Product


Generally, medicines prescribed in Australia must be assessed by the Australian Government’s Therapeutic Goods Administration (TGA) for quality, safety and efficacy, and registered on the Australian Register of Therapeutic Goods (ARTG). They must be legally produced, meaning the product will be either supplied by wholesale and/or imported from a legal supply source overseas according to the Customs (Prohibited Imports) Regulations 1956, or, in due course, lawfully produced and manufactured in Australia under the amended Narcotic Drugs Act 1967.
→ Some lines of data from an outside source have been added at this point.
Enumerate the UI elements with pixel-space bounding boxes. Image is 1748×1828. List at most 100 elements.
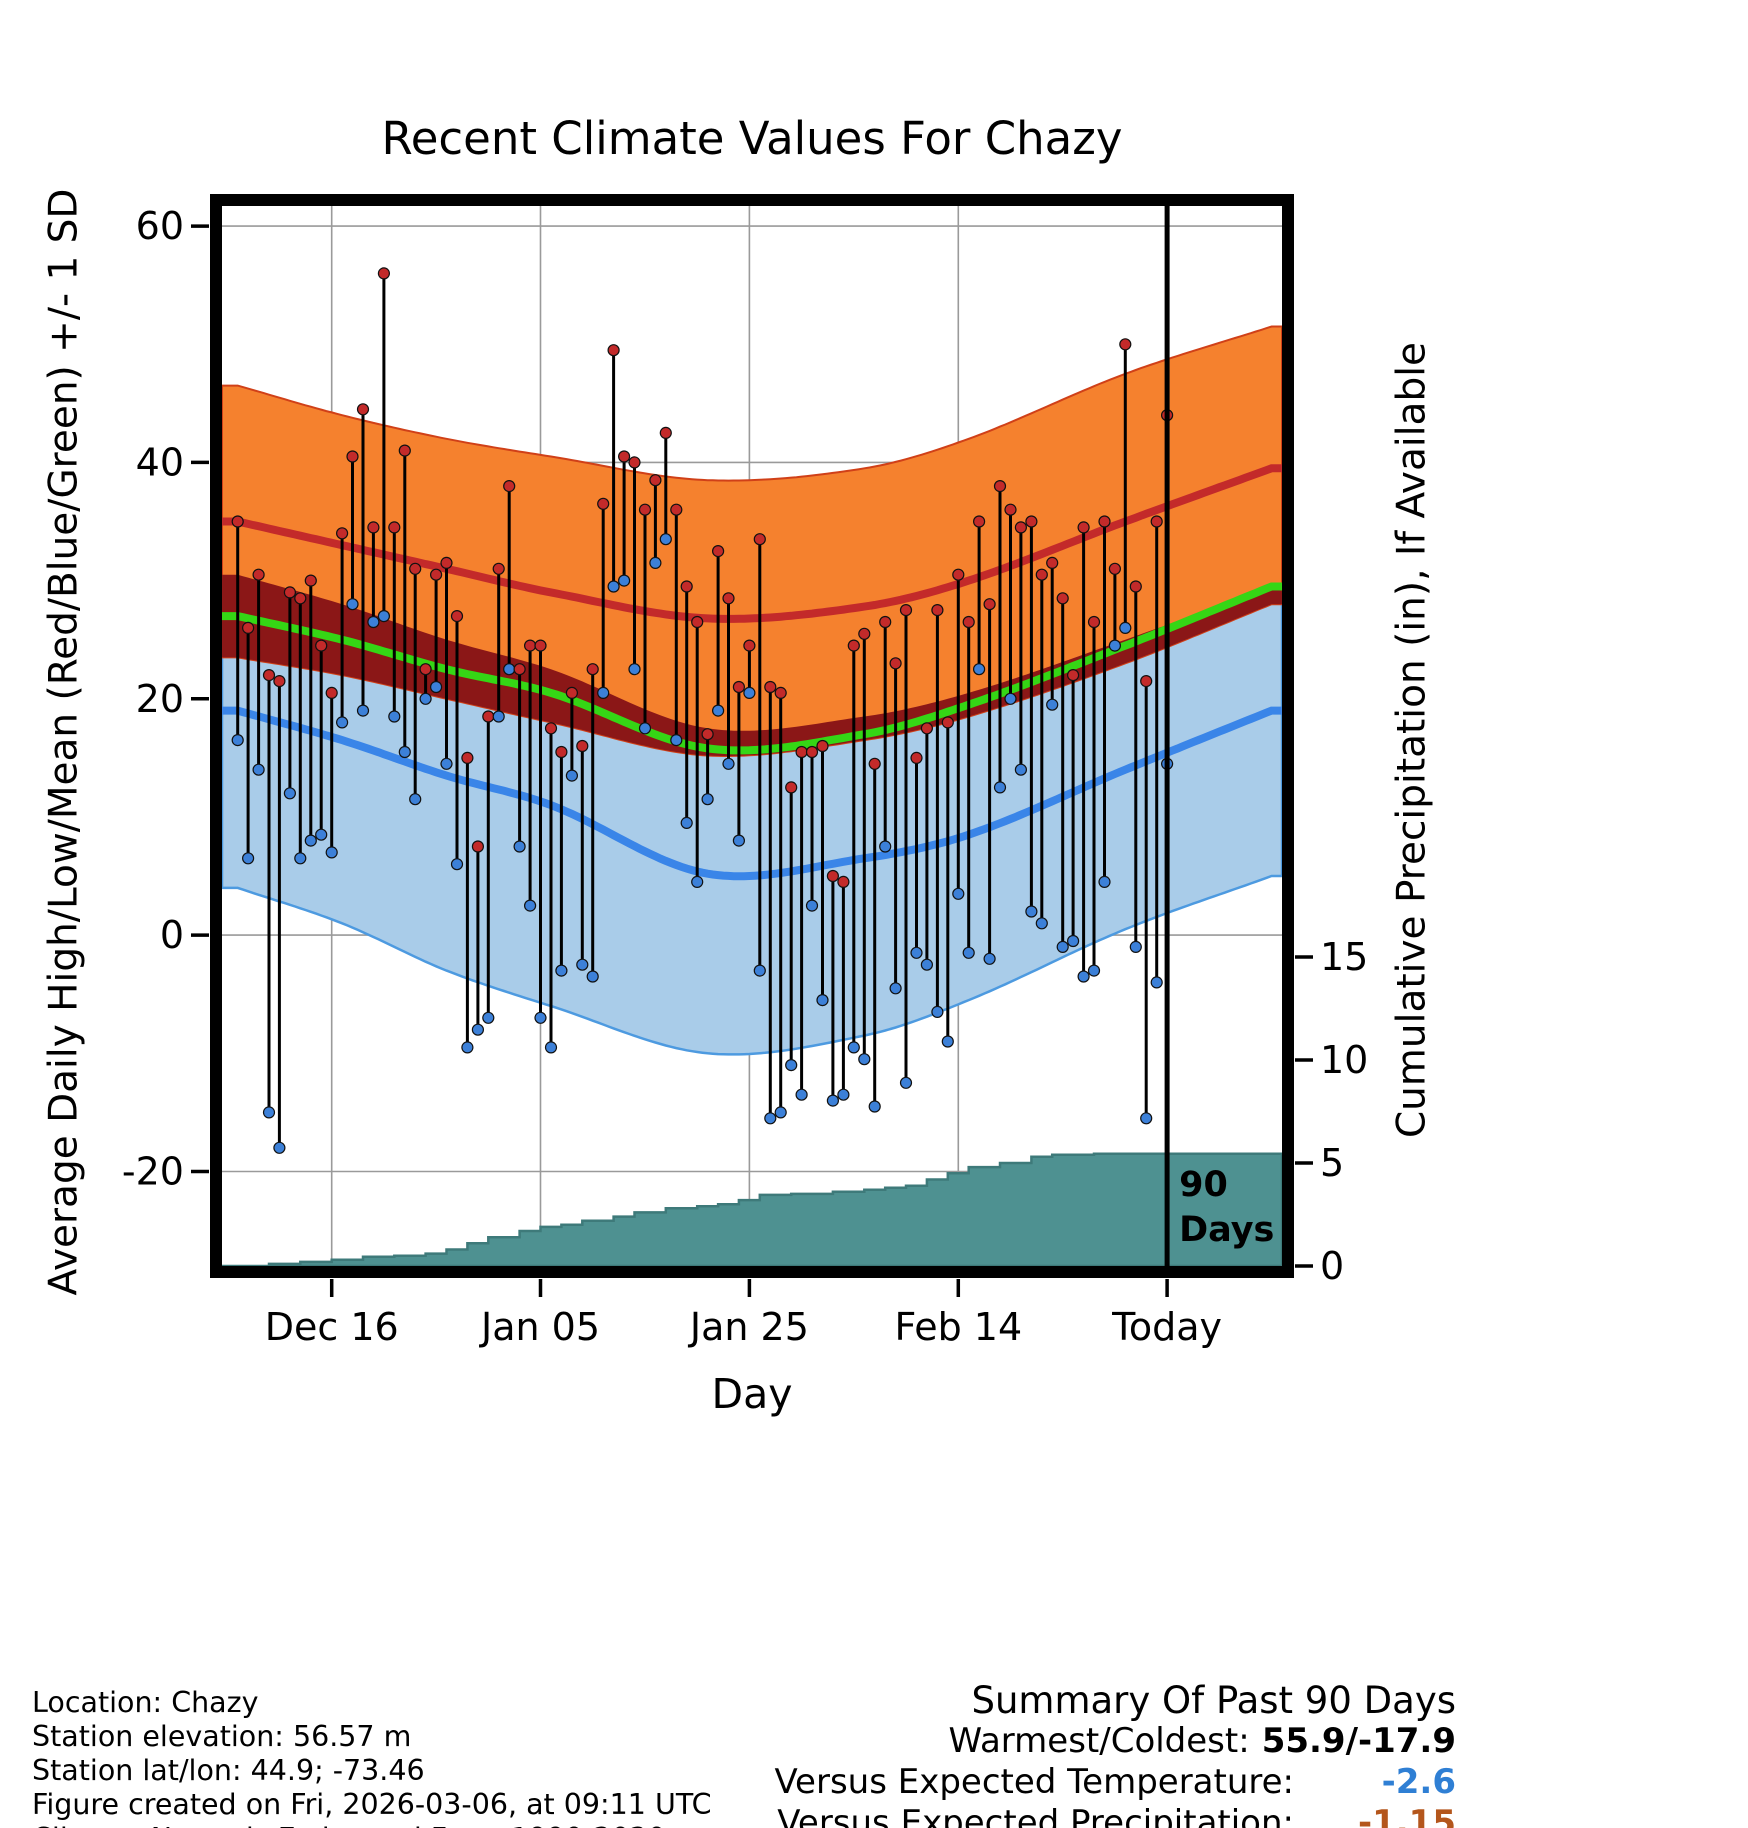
high-dot xyxy=(440,556,453,570)
high-dot xyxy=(294,592,307,605)
high-dot xyxy=(377,267,390,280)
high-dot xyxy=(544,722,558,735)
high-dot xyxy=(356,403,370,416)
station-elevation: Station elevation: 56.57 m xyxy=(32,1720,412,1753)
high-dot xyxy=(242,621,255,635)
high-dot xyxy=(482,710,495,723)
left-tick-label: 0 xyxy=(160,913,184,957)
low-dot xyxy=(377,609,390,623)
low-dot xyxy=(889,982,902,995)
high-dot xyxy=(315,639,328,652)
high-dot xyxy=(607,344,620,357)
high-dot xyxy=(492,562,505,575)
low-dot xyxy=(628,663,641,676)
low-dot xyxy=(972,663,986,676)
low-dot xyxy=(513,840,526,853)
low-dot xyxy=(743,686,756,700)
high-dot xyxy=(680,580,693,593)
high-dot xyxy=(983,598,996,611)
high-dot xyxy=(753,533,766,546)
high-dot xyxy=(670,503,683,516)
left-tick-label: -20 xyxy=(122,1150,184,1194)
high-dot xyxy=(1087,615,1101,629)
high-dot xyxy=(231,515,244,528)
high-dot xyxy=(388,521,401,534)
high-dot xyxy=(805,745,819,759)
low-dot xyxy=(325,846,338,859)
svg-text:90: 90 xyxy=(1179,1165,1228,1205)
low-dot xyxy=(555,964,568,977)
left-tick-label: 60 xyxy=(136,204,184,248)
low-dot xyxy=(1098,875,1111,889)
low-dot xyxy=(430,680,443,694)
high-dot xyxy=(471,840,484,853)
low-dot xyxy=(1025,905,1038,918)
high-dot xyxy=(743,639,756,652)
high-dot xyxy=(1046,556,1059,570)
low-dot xyxy=(482,1011,495,1024)
high-dot xyxy=(722,592,735,605)
low-dot xyxy=(638,722,652,735)
high-dot xyxy=(868,757,881,770)
high-dot xyxy=(920,722,934,735)
high-dot xyxy=(586,663,599,676)
low-dot xyxy=(356,704,370,717)
low-dot xyxy=(941,1035,954,1048)
low-dot xyxy=(544,1041,558,1054)
right-tick-label: 15 xyxy=(1320,935,1368,979)
high-dot xyxy=(1108,562,1122,575)
low-dot xyxy=(711,704,725,717)
low-dot xyxy=(732,834,746,847)
high-dot xyxy=(659,426,672,439)
low-dot xyxy=(450,858,464,871)
plot-frame xyxy=(210,194,1294,1278)
low-dot xyxy=(471,1023,484,1036)
low-dot xyxy=(492,710,505,723)
high-dot xyxy=(816,739,829,753)
low-dot xyxy=(1066,934,1080,948)
summary-row-warmest-coldest: Warmest/Coldest: 55.9/-17.9 xyxy=(774,1721,1457,1762)
low-dot xyxy=(617,574,631,587)
low-dot xyxy=(1035,917,1048,930)
high-dot xyxy=(910,751,923,765)
high-dot xyxy=(534,639,547,652)
high-dot xyxy=(1077,521,1090,534)
low-dot xyxy=(231,733,244,747)
low-dot xyxy=(910,946,923,959)
low-dot xyxy=(816,993,829,1007)
high-dot xyxy=(858,627,871,640)
low-dot xyxy=(336,716,349,729)
left-tick-label: 40 xyxy=(136,440,184,484)
low-dot xyxy=(398,745,411,759)
low-dot xyxy=(597,686,610,700)
high-dot xyxy=(1119,338,1132,351)
daily-temperature-dots xyxy=(231,267,1174,1154)
left-tick-label: 20 xyxy=(136,677,184,721)
low-dot xyxy=(1129,940,1142,954)
summary-value: -2.6 xyxy=(1381,1762,1456,1802)
summary-value: -1.15 xyxy=(1358,1803,1456,1828)
high-dot xyxy=(1098,515,1111,528)
low-dot xyxy=(273,1141,286,1154)
low-dot xyxy=(461,1041,474,1054)
summary-label: Warmest/Coldest: xyxy=(948,1721,1250,1761)
station-latlon: Station lat/lon: 44.9; -73.46 xyxy=(32,1754,425,1787)
summary-title: Summary Of Past 90 Days xyxy=(971,1679,1456,1722)
high-dot xyxy=(336,527,349,540)
high-dot xyxy=(785,781,798,794)
high-dot xyxy=(962,615,975,629)
low-dot xyxy=(1046,698,1059,711)
high-dot xyxy=(617,450,631,463)
high-dot xyxy=(931,603,944,617)
low-dot xyxy=(367,615,380,629)
high-dot xyxy=(461,751,474,765)
high-dot xyxy=(565,686,579,700)
high-dot xyxy=(899,603,913,617)
high-dot xyxy=(826,869,840,883)
low-dot xyxy=(262,1106,276,1119)
high-dot xyxy=(523,639,537,652)
high-dot xyxy=(795,745,808,759)
high-dot xyxy=(879,615,892,629)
Formally registered cannabis medicines

There are four cannabis medicines that have been formally assessed for quality, safety and efficacy, either in Australia or by an overseas medicines regulator. These include the following:

  • Sativex® (nabiximols) is registered in Australia by the TGA on the ARTG for the treatment of moderate to severe spasticity associated with multiple sclerosis. It is the only cannabis medicine currently registered in Australia on the ARTG. 
  • Marinol® (dronabinol) is synthetically manufactured and registered in the US by the Food and Drug Administration (FDA) for the treatment of anorexia in patients with AIDS, and for the management of chemotherapy-induced nausea and vomiting where standard antinausea treatments have failed.
  • Cesamet® (nabilone) is synthetically manufactured and registered in the US by the FDA for the management of chemotherapyinduced nausea and vomiting. 
  • Epidiolex® (cannabidiol) is plant-derived, and registered in the US by the FDA for the management of Dravet and Lennox-Gastaut syndromes.

Applications to prescribe are not limited to the small number of medicines that have been formally registered here or overseas. Potential access and importation of these products (if necessary) can be discussed with your doctor.